Can men and women JUST be friends?
Wait, wait, gotta rephrase that for the sake of argument.
Can heterosexual men and women just be friends?
Not discriminating at all but there has to be some sexual interest here.
It's a question people have pondered for ages. It's a question people thought they knew the answer to until their best friend broke their heart. It's a question people thought they knew the answer to until their friend of six years confessed their undying affection and they felt nothing in return. It's a question that will continue to perplex us. We will try to make our own conclusions, arrive at our own answers, and then be completely caught off guard at some point in our life. I won't be able to answer it in the words of this blog...but the point of my posts is never to answer questions...it's to raise them. You make up the rest.
My teeny tiny bit of personal experience says this: I have a few good guy friends.
My teeny tiny bit of personal experience ALSO says this: With these guys, a physical interest (and perhaps elaboration of that...) existed at some point.
Don't get it twisted, these are the REALLY good guy friends.
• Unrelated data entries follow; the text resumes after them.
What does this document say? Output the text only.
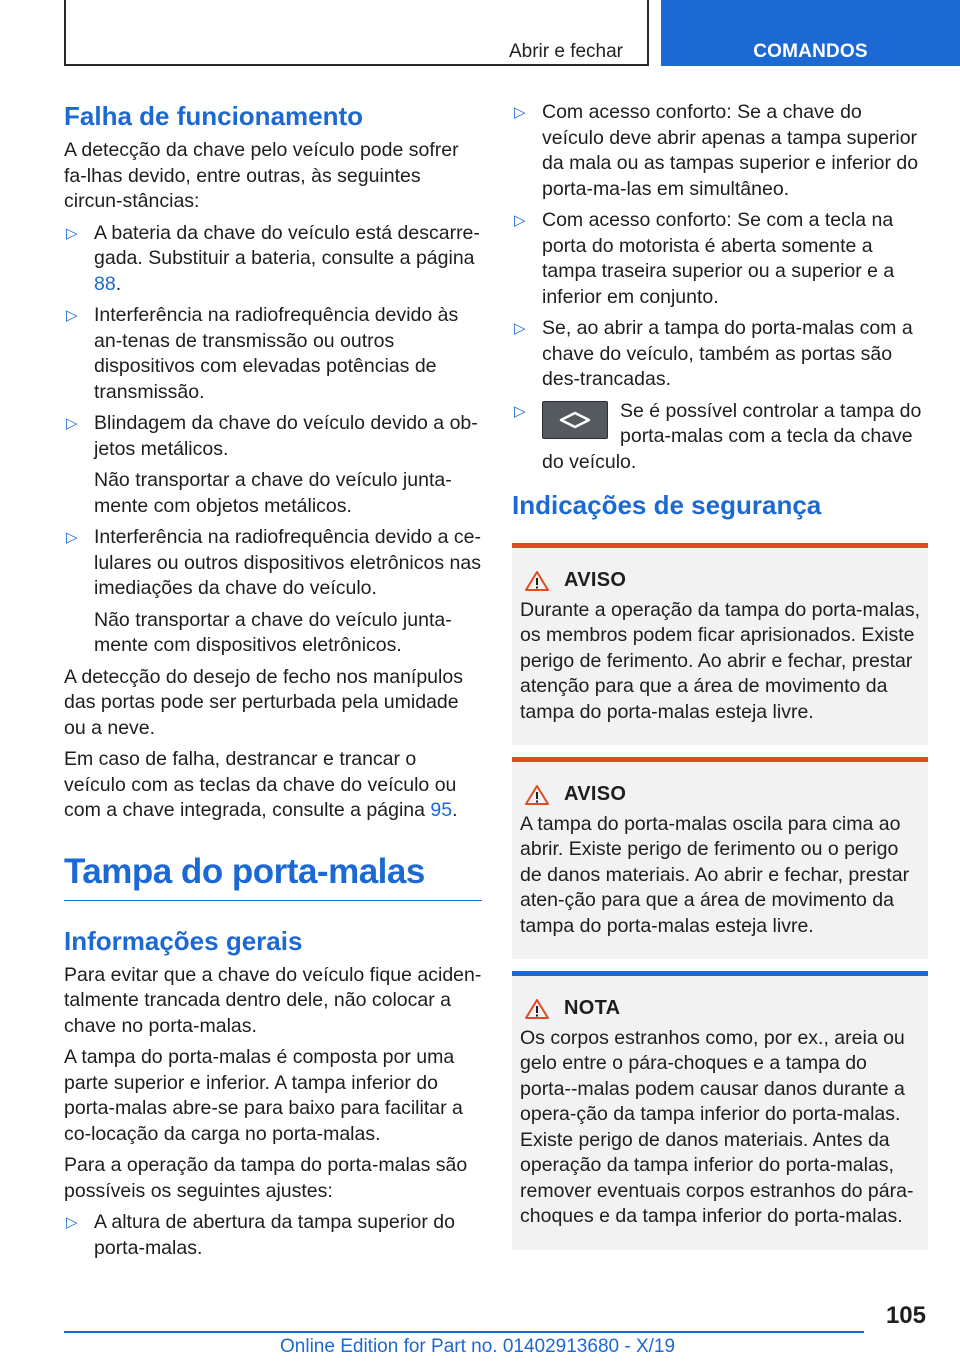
Abrir e fechar	COMANDOS
Falha de funcionamento
A detecção da chave pelo veículo pode sofrer fa-lhas devido, entre outras, às seguintes circun-stâncias:
▷ A bateria da chave do veículo está descarre-gada. Substituir a bateria, consulte a página 88.
▷ Interferência na radiofrequência devido às an-tenas de transmissão ou outros dispositivos com elevadas potências de transmissão.
▷ Blindagem da chave do veículo devido a ob-jetos metálicos.
Não transportar a chave do veículo junta-mente com objetos metálicos.
▷ Interferência na radiofrequência devido a ce-lulares ou outros dispositivos eletrônicos nas imediações da chave do veículo.
Não transportar a chave do veículo junta-mente com dispositivos eletrônicos.
A detecção do desejo de fecho nos manípulos das portas pode ser perturbada pela umidade ou a neve.
Em caso de falha, destrancar e trancar o veículo com as teclas da chave do veículo ou com a chave integrada, consulte a página 95.
Tampa do porta-malas
Informações gerais
Para evitar que a chave do veículo fique aciden-talmente trancada dentro dele, não colocar a chave no porta-malas.
A tampa do porta-malas é composta por uma parte superior e inferior. A tampa inferior do porta-malas abre-se para baixo para facilitar a co-locação da carga no porta-malas.
Para a operação da tampa do porta-malas são possíveis os seguintes ajustes:
▷ A altura de abertura da tampa superior do porta-malas.
▷ Com acesso conforto: Se a chave do veículo deve abrir apenas a tampa superior da mala ou as tampas superior e inferior do porta-ma-las em simultâneo.
▷ Com acesso conforto: Se com a tecla na porta do motorista é aberta somente a tampa traseira superior ou a superior e a inferior em conjunto.
▷ Se, ao abrir a tampa do porta-malas com a chave do veículo, também as portas são des-trancadas.
▷	Se é possível controlar a tampa do porta-malas com a tecla da chave do veículo.
Indicações de segurança
AVISO
Durante a operação da tampa do porta-malas, os membros podem ficar aprisionados. Existe perigo de ferimento. Ao abrir e fechar, prestar atenção para que a área de movimento da tampa do porta-malas esteja livre.
AVISO
A tampa do porta-malas oscila para cima ao abrir. Existe perigo de ferimento ou o perigo de danos materiais. Ao abrir e fechar, prestar aten-ção para que a área de movimento da tampa do porta-malas esteja livre.
NOTA
Os corpos estranhos como, por ex., areia ou gelo entre o pára-choques e a tampa do porta--malas podem causar danos durante a opera-ção da tampa inferior do porta-malas. Existe perigo de danos materiais. Antes da operação da tampa inferior do porta-malas, remover eventuais corpos estranhos do pára-choques e da tampa inferior do porta-malas.
105
Online Edition for Part no. 01402913680 - X/19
The ones whom I know I can count on if I'm in a rut or wanting to laugh...that kind of thing. Sure, I'm friends with guys I sit next to in class or work with but they are more so associates. The ones who are actual friends are ones who I can honestly say there's been something physical with at some point. And for me, that, in the end, has only strengthened the friendship. Curiosity killed the cat but apparently it revived the friendship. It's just kind of like "OK, we went there, saw what it was, and saw we are way better as friends. Let's be that."
Again, this isn't a diary though so there's my personal gush until whenever.
The ability to maintain a strictly platonic friendship with a member of the opposite sex doesn't require any sort of personality; it simply depends on your view of relationships and by relationships I mean anything...romantic, platonic, etc. If you separate the friendly from the flirty without any blurry lines, the friends thing works for you. If you're mind (or heart or a combination of both) doesn't like that idea, maybe just friends doesn't work. Or maybe you like to explore to see if it does work. And, if that's true, explore.
So, I end without answering the question. Instead, one word: explore. Even if it's not necessarily what you usually do. You're bound to learn a thing or two along the way.